I. It is insisted that one Harrison acquired title to the land by adverse possession and that the circuit coart erred in rejecting Harrison’s evidence. This evidence it appears was offered in the shape of a deposition and upon objection was excluded. The deposition has not been preserved in the bill of exceptions and it is utterly impossible for this court to say this ruling constituted error because we have no knowledge whether the evidence offered was relevant to the issue on trial. There is no presumption that the evidence was competent. On the contrary to convict the trial court of error the deposition should have been preserved, so that an inspection would disclose its relevancy or competency.

II. Again it is said the court erred in admitting the will of George W. Whitcomb andthe deed of George E. Whitcomb to Deal, and Deal’s testimony. The only objection to the will was that it showed no title whatever in Whitcomb to west half of section 16. We are not certain that we appreciate the point of objection because it is clear that by the Governor’s patent George Whitcomb took a fee simple in an undivided one half of the tract in dispute, and he had never conveyed it prior to the time he devised it to George E. Whitcomb. George E. Whitcomb’s deed conveyed his interest to Deal. As to Deal’s evidence we find no exception whatever when he was testifying'. This assignment seems wholly without merit. It was wholly unnecessary for George Whitcomb to specify the lands by numbers in his will. The residium clause was amply sufficient for that purpose.

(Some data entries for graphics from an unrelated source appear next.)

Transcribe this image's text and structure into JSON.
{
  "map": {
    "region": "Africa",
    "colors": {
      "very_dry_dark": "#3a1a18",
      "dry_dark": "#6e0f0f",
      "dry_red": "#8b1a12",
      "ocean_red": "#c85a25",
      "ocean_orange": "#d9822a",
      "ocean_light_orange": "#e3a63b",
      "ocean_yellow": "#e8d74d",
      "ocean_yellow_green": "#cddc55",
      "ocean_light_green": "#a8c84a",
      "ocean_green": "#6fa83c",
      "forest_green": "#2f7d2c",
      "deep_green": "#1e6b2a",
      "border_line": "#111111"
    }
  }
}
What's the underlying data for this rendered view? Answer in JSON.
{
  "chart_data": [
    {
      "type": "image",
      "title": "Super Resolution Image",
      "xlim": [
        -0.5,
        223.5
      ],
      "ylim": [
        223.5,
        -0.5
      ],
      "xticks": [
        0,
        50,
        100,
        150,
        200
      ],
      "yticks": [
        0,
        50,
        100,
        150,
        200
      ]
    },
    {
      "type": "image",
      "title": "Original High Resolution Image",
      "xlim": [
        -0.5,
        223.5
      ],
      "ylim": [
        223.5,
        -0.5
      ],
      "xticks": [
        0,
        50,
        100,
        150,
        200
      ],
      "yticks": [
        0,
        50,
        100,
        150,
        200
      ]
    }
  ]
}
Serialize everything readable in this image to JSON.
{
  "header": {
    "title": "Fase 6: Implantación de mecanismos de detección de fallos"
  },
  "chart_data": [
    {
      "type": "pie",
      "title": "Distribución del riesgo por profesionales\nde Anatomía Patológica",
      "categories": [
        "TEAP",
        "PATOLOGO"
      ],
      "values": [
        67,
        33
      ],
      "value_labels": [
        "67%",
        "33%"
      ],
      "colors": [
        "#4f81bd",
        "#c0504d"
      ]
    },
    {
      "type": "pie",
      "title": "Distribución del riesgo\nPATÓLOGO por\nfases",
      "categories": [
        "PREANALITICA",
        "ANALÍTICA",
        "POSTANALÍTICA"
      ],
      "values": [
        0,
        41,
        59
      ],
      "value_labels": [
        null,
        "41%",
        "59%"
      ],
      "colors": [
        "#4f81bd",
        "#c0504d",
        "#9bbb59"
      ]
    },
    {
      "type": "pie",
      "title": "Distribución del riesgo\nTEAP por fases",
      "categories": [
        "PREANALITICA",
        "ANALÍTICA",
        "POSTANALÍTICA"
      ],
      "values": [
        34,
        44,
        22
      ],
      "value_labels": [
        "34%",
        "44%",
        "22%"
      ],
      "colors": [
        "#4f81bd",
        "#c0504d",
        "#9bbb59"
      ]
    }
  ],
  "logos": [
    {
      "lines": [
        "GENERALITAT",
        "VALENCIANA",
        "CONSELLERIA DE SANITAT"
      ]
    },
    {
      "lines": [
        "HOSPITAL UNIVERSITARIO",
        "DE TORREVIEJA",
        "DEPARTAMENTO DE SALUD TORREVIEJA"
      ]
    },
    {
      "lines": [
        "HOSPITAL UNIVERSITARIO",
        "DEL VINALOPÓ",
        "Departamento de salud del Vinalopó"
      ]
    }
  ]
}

III. Another objection was directed to the petition to the county court for the sale of section 16. The objection was that it was irrelevant, incompetent and immaterial. We have often ruled that such an objection is entirely too indefinite to avail in this court.

IV. The objections to the testimony of Sims, Deal, Lee and Marshall now urged were not made in the circuit court, and fall within the rule prescribed by the legislature in section 23.02, Revised Statutes 1898.

Y. We think the instructions for plaintiff fairly stated the law. No error was committed in refusing defendant’s third instruction. As an instruction on adverse possession it is fatally defective in not requiring the possession in Rogers to be continuous. His instruction numbered 2 was likewise defective in, not requiring Harrison’s possession to be adverse — a very material fact in view of the evidence that he was in arrears for the purchase money and that he abandoned the property and acted as agent for the county. We have gone through each assignment in connection with the record and we think the judgment was for the right party. We might have dismissed the appeal on account of a failure to observe our rules as to abstracts, but have given a very liberal construction in behalf of defendant and examined all the points made in the briefs.

The judgment is affirmed.

Burgess, J., concurs; Sherwood, J., absent.